La squadra fu pronta alla partenza verso le 20 e scesi dalla nave percorsero tutto il molo fino al cancello di uscita. Il cuoco prese subito in mano la situazione, fermò un taxi e vi salirono tutti e tre. Nessuno di loro parlava greco ma per fortuna il tassista parlava un po’ di tedesco e un po’ di inglese per cui il cuoco riuscì a farsi capire che volevano cenare in un buon ristorante. Arrivarono in un ristorantino tipico dove si ingozzarono di specialità locali dai nomi incomprensibili accompagnati da un ottimo vino rosso al quale tutti dedicarono un’attenzione particolare. Verso mezzanotte presero un altro taxi ed il cuoco, che era diventato il comandante della spedizione, chiese all’autista di portarli in qualche locale dove ci fossero ragazze e musica. L’autista annui ben sapendo che dei marinai a quell’ora non potevano chiedere altro. Si diresse fuori città verso una zona montagnosa che chiamò Monastir. Giorgio, seduto sul sedile posteriore della vecchia Fiat 1100E nera, vide dal finestrino delle chiazze di neve sui bordi della strada e chiese al cuoco se erano diretti a qualche stazione sciistica. La domanda scatenò un ilarità non giustificata se non dal vino rosso di prima.
Arrivarono ad un casolare isolato che si erigeva su un piccolo pianoro nel fianco della collina e, scesi dall’auto senza preoccuparsi di come ritornare a bordo, il cuoco pagò l’autista che se ne andò. Entrarono in una specie di osteria molto spaziosa ed affollata, tutti uomini e di tutte le età. In un angolo c’era la musica, un trio di anziani che strimpellavano su degli strani strumenti a corda che assomigliavano a delle chitarre ma appoggiati orizzontalmente sulle loro ginocchia e la musica era quella tradizionale greca. Il bancone a lato dell’ orchestra era affollatissimo di avventori serviti da un uomo sulla quarantina passata con baffi e basettoni e da una ragazza che sembrava sua figlia.

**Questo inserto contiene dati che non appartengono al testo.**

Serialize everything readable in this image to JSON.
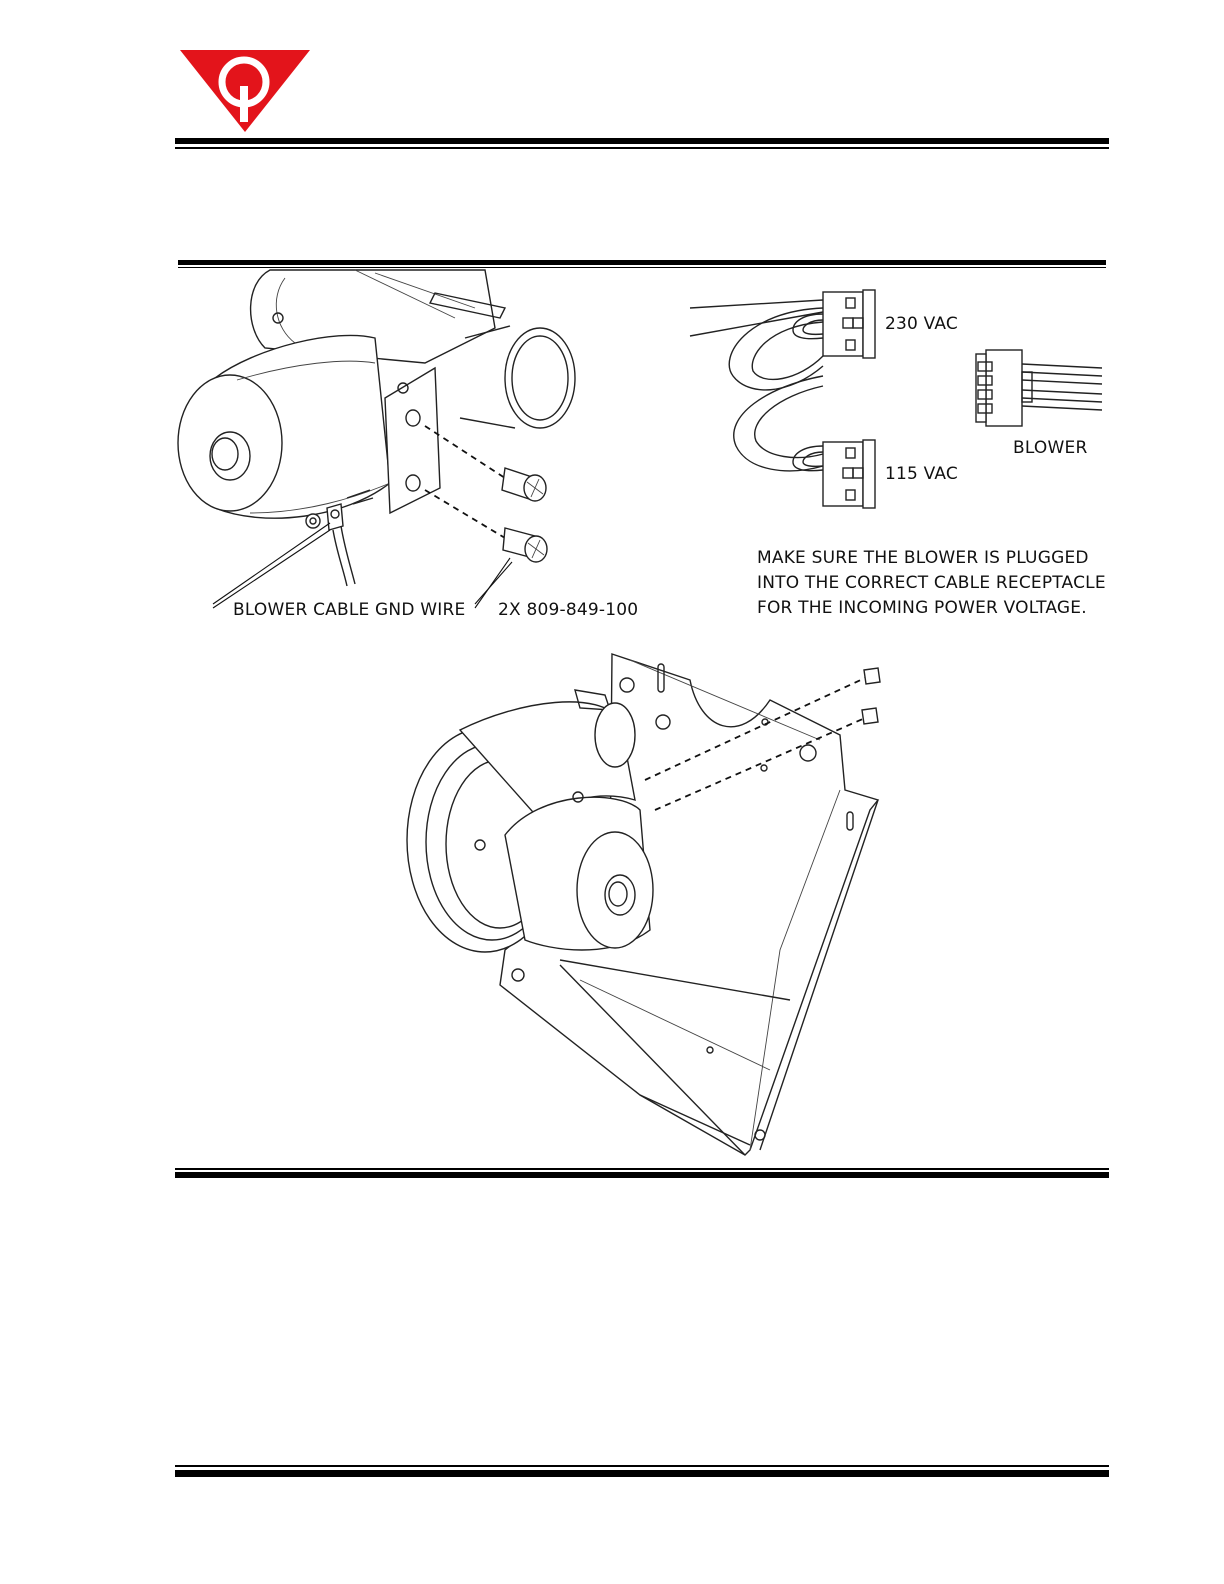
{
  "brand": {
    "logo_icon": "red-triangle-logo-icon",
    "logo_color": "#e3141b"
  },
  "figure": {
    "labels": {
      "gnd_wire": "BLOWER CABLE GND WIRE",
      "screws": "2X 809-849-100",
      "vac230": "230 VAC",
      "vac115": "115 VAC",
      "blower": "BLOWER"
    },
    "note": [
      "MAKE SURE THE BLOWER IS PLUGGED",
      "INTO THE CORRECT CABLE RECEPTACLE",
      "FOR THE INCOMING POWER VOLTAGE."
    ]
  }
}
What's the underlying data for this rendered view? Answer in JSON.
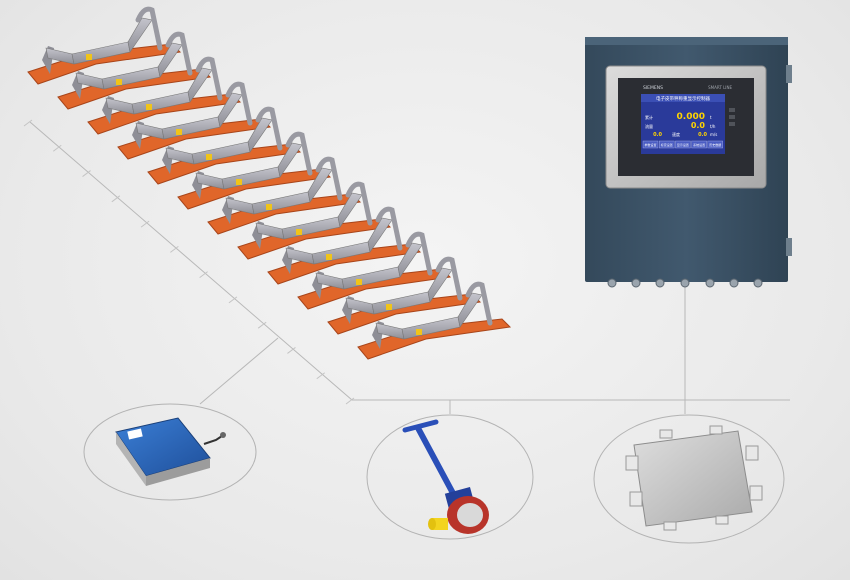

Si sedettero all’unico tavolo rimasto libero e poco dopo si avvicinò la ragazza, una brunetta molto carina e molto formosa. Sei occhi si calamitarono sul seno enorme della brunetta e, alla sua domanda in inglese di cosa volessero bere, risposero in coro ” Vino rosso ” senza distogliere lo sguardo. Cessato l’effetto ipnotico del seno della brunetta, il cuoco disse perplesso: ” Il tassista ci ha fregati, la musica c’è ma di ragazze, a parte la tettona, niente proprio ” Gli altri due annuirono sconsolati e si diedero da fare col vino che era anche migliore di quello del ristorante.
Ad un certo punto la musica cambiò ed aumentò di volume. Una decina di uomini si alzarono dai tavoli con dei fazzoletti in mano e, nel centro della sala, si misero in cerchio tenendosi per i fazzoletti. La danza iniziò prima lentamente e poi aumentando prese forza fino a raggiungere un ritmo molto coinvolgente. I ballerini, molto concentrati, si muovevano con un sincronismo incredibile per essere dei non professionisti e anche un po’ alticci. Era evidente che avevano nel sangue quella che per loro era più che una musica. Si indovinava dalle loro movenze, assolutamente virili, il significato di tradizione, storia, orgoglio della loro antica civiltà, della vita stessa.